As a cat-lover myself, our cats moved with us from many duty locations within the Continental U.S. We consider them a part of the family, so the thought of leaving them behind never entered my mind.

While I fully understand that there are going to be times you just can’t take them with you — such as an unexpected tour of duty overseas — I personally can’t figure out how a move to say, Kansas, constitutes a reason to surrender your dog or cat.

Or just abandon them on the side of road because all the local shelters and rescue organizations are full.

After chatting with animal control from the post, Copperas Cove and Harker Heights, each of these areas sees a huge spike in owner surrenders during the summer PCS months. It tends to break the hearts of those who work at these shelters, because if those animals can’t be adopted out, they are euthanized.

I’m afraid I can’t tell you whether Killeen sees a large spike during this time, because apparently that information is considered highly super-duper-ultra-top-secret classified, but I would imagine they see the same problems the rest of the region does.

Some people may just see cats and dogs as dumb animals, but I have to tell you my cats would be devastated if we ever got rid of them. We’ve had our two oldest cats for 11 and 10 years, respectively, and our year-and-a-half old Maine coon is so attached at the hip to my wife, he’d probably starve himself to death without her.

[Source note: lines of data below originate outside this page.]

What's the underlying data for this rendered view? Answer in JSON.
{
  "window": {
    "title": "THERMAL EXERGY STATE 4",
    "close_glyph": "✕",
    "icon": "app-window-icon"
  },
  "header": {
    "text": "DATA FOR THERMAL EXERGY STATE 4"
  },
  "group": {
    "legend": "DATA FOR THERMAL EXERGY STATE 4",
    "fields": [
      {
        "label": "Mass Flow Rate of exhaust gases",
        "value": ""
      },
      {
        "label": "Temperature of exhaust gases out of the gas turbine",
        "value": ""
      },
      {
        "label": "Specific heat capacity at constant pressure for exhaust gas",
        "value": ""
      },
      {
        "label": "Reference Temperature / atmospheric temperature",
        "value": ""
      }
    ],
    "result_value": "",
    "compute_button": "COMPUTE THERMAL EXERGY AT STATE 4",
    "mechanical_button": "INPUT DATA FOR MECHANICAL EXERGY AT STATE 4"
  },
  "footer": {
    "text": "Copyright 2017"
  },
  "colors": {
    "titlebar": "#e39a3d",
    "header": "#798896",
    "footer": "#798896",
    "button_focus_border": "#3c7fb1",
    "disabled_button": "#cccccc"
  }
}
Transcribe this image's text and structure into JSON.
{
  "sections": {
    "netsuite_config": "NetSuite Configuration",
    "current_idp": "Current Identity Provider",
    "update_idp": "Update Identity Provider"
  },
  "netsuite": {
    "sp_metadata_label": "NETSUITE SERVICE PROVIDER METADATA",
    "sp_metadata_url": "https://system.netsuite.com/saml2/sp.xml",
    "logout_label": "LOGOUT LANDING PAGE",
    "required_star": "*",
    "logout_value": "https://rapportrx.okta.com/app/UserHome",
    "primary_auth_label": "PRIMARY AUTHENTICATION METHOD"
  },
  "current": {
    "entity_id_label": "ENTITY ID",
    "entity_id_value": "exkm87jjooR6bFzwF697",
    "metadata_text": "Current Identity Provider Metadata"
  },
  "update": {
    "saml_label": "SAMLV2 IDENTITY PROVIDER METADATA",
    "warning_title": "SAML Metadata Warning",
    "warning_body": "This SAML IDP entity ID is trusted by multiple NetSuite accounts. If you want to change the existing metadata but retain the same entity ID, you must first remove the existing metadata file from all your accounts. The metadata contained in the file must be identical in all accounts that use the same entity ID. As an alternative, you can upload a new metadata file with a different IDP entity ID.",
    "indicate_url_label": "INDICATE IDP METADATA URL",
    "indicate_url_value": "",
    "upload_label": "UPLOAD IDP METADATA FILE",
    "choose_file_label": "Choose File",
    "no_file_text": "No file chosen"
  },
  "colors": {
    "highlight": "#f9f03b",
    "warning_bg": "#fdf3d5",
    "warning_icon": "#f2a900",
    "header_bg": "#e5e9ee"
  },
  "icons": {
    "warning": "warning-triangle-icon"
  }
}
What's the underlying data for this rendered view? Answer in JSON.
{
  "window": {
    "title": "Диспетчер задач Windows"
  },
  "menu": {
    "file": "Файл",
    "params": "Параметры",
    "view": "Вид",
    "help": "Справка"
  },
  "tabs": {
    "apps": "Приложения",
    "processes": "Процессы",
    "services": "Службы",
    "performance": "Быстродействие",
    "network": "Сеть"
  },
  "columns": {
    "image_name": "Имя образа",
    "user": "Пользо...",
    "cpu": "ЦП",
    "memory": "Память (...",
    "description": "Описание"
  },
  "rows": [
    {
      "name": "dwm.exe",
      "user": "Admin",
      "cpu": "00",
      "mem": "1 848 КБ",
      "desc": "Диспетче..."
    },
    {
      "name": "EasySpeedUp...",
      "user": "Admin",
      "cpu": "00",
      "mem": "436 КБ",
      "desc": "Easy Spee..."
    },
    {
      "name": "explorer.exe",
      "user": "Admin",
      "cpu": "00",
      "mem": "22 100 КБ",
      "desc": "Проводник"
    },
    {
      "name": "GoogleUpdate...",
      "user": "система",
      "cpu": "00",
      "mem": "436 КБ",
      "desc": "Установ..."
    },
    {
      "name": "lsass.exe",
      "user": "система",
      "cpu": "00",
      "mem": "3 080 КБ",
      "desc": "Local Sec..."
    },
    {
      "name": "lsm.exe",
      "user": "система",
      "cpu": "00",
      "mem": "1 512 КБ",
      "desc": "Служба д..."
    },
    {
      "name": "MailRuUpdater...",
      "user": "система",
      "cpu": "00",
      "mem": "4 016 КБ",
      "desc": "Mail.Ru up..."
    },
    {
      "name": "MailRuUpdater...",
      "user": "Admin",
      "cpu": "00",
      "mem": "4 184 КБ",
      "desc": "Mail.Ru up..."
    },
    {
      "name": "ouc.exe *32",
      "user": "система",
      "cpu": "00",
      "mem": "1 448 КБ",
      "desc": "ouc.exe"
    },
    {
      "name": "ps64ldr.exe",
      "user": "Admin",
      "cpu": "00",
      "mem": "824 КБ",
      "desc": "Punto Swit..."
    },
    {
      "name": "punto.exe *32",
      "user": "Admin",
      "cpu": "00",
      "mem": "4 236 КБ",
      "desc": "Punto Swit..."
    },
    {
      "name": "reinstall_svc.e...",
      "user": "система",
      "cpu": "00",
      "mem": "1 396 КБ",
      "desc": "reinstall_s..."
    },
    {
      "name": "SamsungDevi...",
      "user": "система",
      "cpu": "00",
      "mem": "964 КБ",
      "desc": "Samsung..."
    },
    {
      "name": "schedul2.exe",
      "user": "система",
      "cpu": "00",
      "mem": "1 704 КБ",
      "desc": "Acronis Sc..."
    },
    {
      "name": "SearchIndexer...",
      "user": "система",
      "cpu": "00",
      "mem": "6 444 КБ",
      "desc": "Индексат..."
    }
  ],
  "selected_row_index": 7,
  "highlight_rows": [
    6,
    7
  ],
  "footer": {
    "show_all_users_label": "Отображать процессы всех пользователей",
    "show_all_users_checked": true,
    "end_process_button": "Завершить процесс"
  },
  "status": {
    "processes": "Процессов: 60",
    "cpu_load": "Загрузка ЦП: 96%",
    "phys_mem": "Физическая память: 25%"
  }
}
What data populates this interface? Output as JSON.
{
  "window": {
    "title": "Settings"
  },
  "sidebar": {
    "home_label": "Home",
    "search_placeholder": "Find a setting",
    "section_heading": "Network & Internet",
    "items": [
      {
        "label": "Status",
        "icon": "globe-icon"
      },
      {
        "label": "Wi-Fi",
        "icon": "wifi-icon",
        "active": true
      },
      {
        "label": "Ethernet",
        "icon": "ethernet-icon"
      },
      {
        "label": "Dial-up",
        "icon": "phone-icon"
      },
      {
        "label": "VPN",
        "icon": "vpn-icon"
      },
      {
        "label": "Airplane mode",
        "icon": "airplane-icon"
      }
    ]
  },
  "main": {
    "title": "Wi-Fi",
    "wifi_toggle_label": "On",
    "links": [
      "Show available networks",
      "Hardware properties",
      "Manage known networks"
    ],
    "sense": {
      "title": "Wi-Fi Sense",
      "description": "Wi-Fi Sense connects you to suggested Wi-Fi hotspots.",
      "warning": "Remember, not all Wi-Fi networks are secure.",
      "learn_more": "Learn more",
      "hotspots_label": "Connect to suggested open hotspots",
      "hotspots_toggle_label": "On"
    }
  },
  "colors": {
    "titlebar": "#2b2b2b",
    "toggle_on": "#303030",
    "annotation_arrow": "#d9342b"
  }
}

Yep, they do have feelings. I’m sure any dog-lover would be able to tell you the same about the canine species.

The only thing I ask of you during this particular season is to think long and hard before you give up or abandon your pets prior to moving somewhere within the U.S. If you feel it will be too difficult to move around with pets, then don’t get one until you’re out of active service and will no longer worry about moving.

It’s not just the animals who will be hurting as they go from having a home and someone to love them to a cage and possible death by euthanizations. It is the people working at the shelters whose hearts break a little more every time they have to put one of your pets down.

And one day, it will be your children hurting, when they realize what really happened to their beloved pet.